Dans un monde où les repères se diluent et les silences spirituels deviennent assourdissants, il aura fallu le pas serein d’un homme, porteur d’une tradition millénaire, pour rappeler à la conscience humaine ce que veut dire “vivre ensemble” au-delà du tumulte. À Paris, sous les lambris feutrés de l’UNESCO, Serigne Ahmadou Badawi Mbacké a prononcé une allocution mémorable, en représentation officielle du Khalife général des Mourides. Une voix calme, grave, pesée. Une voix qui portait la parole d’un héritage mais aussi l’écho d’un monde à venir.
L’événement, organisé dans le cadre du CINCAB 2025, a rassemblé une diversité d’acteurs culturels, spirituels, scientifiques, venus dialoguer sur l’avenir de la paix, de la culture et du savoir. Mais il n’est pas exagéré de dire que ce jour-là, le discours du représentant mouride a suspendu le temps. Car il ne s’agissait pas d’un simple message de courtoisie institutionnelle. Il s’agissait d’un souffle. Celui de Cheikh Ahmadou Bamba, vivant dans les mots, dans l’attitude, dans la hauteur de ton et dans le fond de la pensée.

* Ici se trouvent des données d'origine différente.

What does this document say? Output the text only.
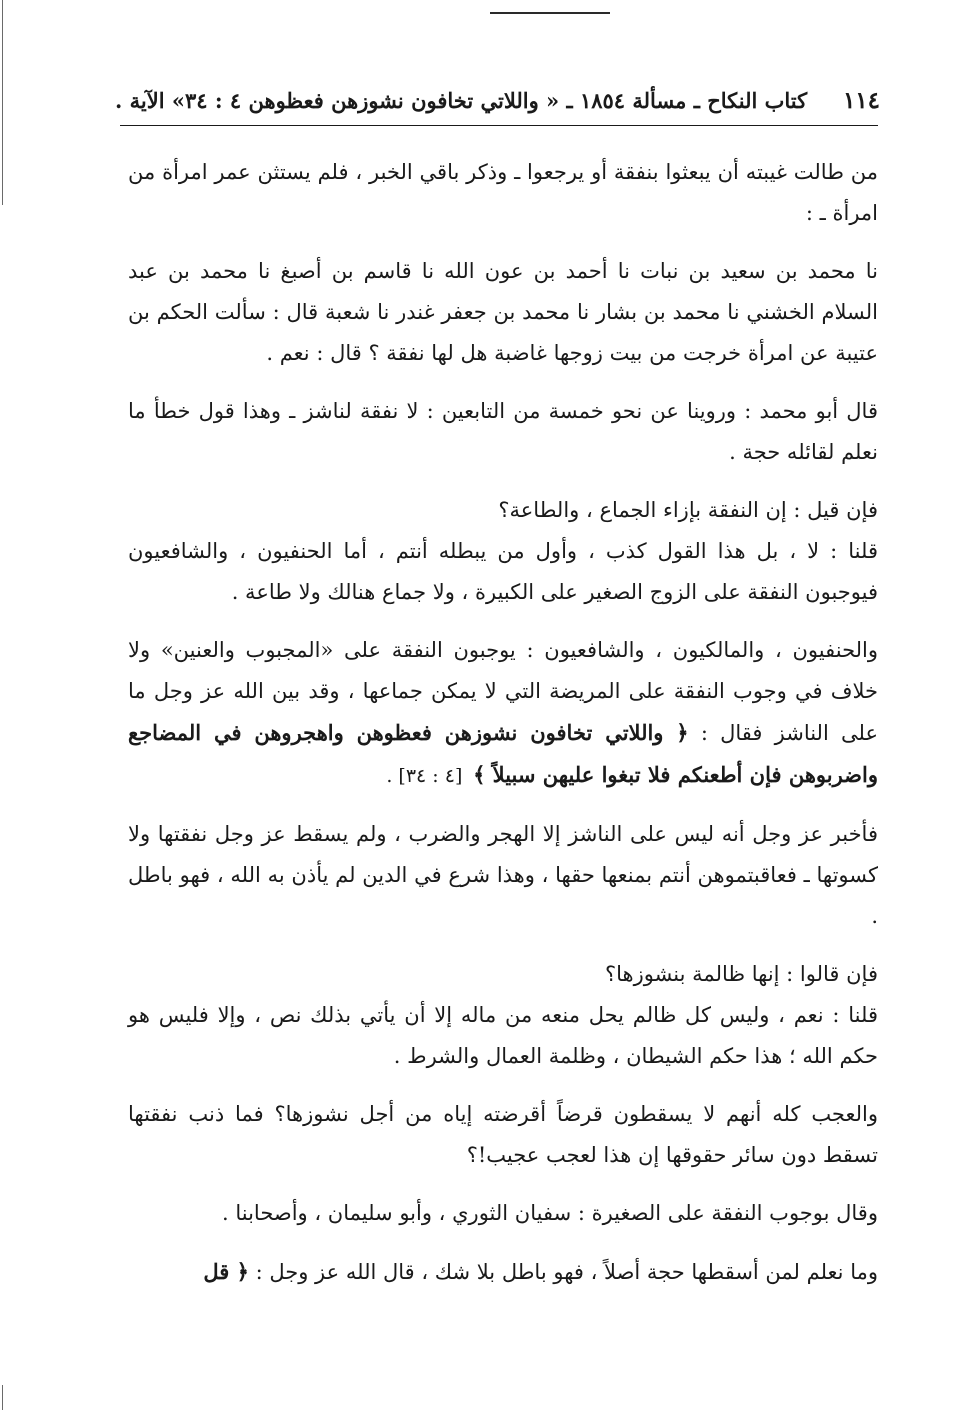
١١٤
كتاب النكاح ـ مسألة ١٨٥٤ ـ « واللاتي تخافون نشوزهن فعظوهن ٤ : ٣٤» الآية .

من طالت غيبته أن يبعثوا بنفقة أو يرجعوا ـ وذكر باقي الخبر ، فلم يستثن عمر امرأة من امرأة ـ :

نا محمد بن سعيد بن نبات نا أحمد بن عون الله نا قاسم بن أصبغ نا محمد بن عبد السلام الخشني نا محمد بن بشار نا محمد بن جعفر غندر نا شعبة قال : سألت الحكم بن عتيبة عن امرأة خرجت من بيت زوجها غاضبة هل لها نفقة ؟ قال : نعم .

قال أبو محمد : وروينا عن نحو خمسة من التابعين : لا نفقة لناشز ـ وهذا قول خطأ ما نعلم لقائله حجة .

فإن قيل : إن النفقة بإزاء الجماع ، والطاعة؟

قلنا : لا ، بل هذا القول كذب ، وأول من يبطله أنتم ، أما الحنفيون ، والشافعيون فيوجبون النفقة على الزوج الصغير على الكبيرة ، ولا جماع هنالك ولا طاعة .

والحنفيون ، والمالكيون ، والشافعيون : يوجبون النفقة على «المجبوب والعنين» ولا خلاف في وجوب النفقة على المريضة التي لا يمكن جماعها ، وقد بين الله عز وجل ما على الناشز فقال : ﴿ واللاتي تخافون نشوزهن فعظوهن واهجروهن في المضاجع واضربوهن فإن أطعنكم فلا تبغوا عليهن سبيلاً ﴾ [٤ : ٣٤] .

فأخبر عز وجل أنه ليس على الناشز إلا الهجر والضرب ، ولم يسقط عز وجل نفقتها ولا كسوتها ـ فعاقبتموهن أنتم بمنعها حقها ، وهذا شرع في الدين لم يأذن به الله ، فهو باطل .

فإن قالوا : إنها ظالمة بنشوزها؟

قلنا : نعم ، وليس كل ظالم يحل منعه من ماله إلا أن يأتي بذلك نص ، وإلا فليس هو حكم الله ؛ هذا حكم الشيطان ، وظلمة العمال والشرط .

والعجب كله أنهم لا يسقطون قرضاً أقرضته إياه من أجل نشوزها؟ فما ذنب نفقتها تسقط دون سائر حقوقها إن هذا لعجب عجيب!؟

وقال بوجوب النفقة على الصغيرة : سفيان الثوري ، وأبو سليمان ، وأصحابنا .

وما نعلم لمن أسقطها حجة أصلاً ، فهو باطل بلا شك ، قال الله عز وجل : ﴿ قل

Sans jamais hausser le ton ni chercher à convaincre par la force des effets, Ahmadou Badawi Mbacké a délivré un message d’une profondeur rare. Il a parlé de paix comme on parle d’une source, d’une eau intérieure à protéger. Il a évoqué le respect des diversités comme une condition de survie, et non comme un luxe idéologique. Il a rappelé que le mouridisme n’est pas seulement une voie spirituelle enracinée au cœur du Sénégal, mais une école universelle, capable de parler au monde dans une langue que toutes les consciences reconnaissent : celle de la dignité humaine.
Dans ce lieu hautement symbolique, chargé d’histoire et d’engagements culturels, cette voix qui venait de Touba ne sonnait ni exotique, ni folklorique. Elle sonnait juste. Elle disait que l’Afrique spirituelle avait quelque chose à dire au monde. Que Touba, dans son humilité et sa verticalité, pouvait dialoguer avec les grandes institutions de ce monde sans se travestir, sans se courber, mais en tendant la main. Et c’est sans doute là que réside la grandeur de cette adresse : dans la manière dont elle conjugue profondeur théologique et modernité du propos, enracinement et universalité.
Mais derrière ce message, il y avait aussi un homme. Un homme rare. Ahmadou Badawi Mbacké. Héritier d’une lignée lumineuse, intellectuel formé aux meilleures écoles, homme d’initiatives sociales, économiques, éducatives, il incarne cette synthèse dont notre époque a besoin : la foi enracinée et l’intelligence ouverte, la rigueur spirituelle et la souplesse politique, le verbe noble et le geste utile.
Ce qu’il a dit à l’UNESCO, il ne l’a pas simplement lu. Il l’a habité. Et ceux qui l’ont écouté avec attention n’y ont pas seulement entendu un discours : ils ont perçu une vision. Celle d’un monde où l’homme ne se réduit pas à sa consommation, ni à son rendement, mais se redécouvre par le service, la prière, l’effort, le savoir, et surtout par la paix.
Sur la plateforme Khadimou, nous ne pouvions pas rester muets devant un tel moment. Car c’est aussi notre vocation : capter les instants de grâce, porter la parole utile, accompagner les voix qui élèvent. Et nous ne doutons pas que cette première pierre posée à l’UNESCO appelle à une suite. Elle appelle à une écoute plus longue, à un entretien, à une plongée dans la pensée et l’action de cet homme de Touba que beaucoup gagneraient à mieux connaître.
Oui, il faut le rencontrer. Le regarder parler, au calme. L’écouter expliquer sa vision du monde, du mouridisme, de l’Afrique et de l’humain. Et si Dieu le veut, nous irons à sa rencontre. Avec la même attention que celle qu’il a suscitée à Paris. Car ce qu’il a dit là-bas, ce n’est pas seulement pour l’international. C’est aussi, et surtout, pour nous. À nous de l’entendre, à nous de le transmettre.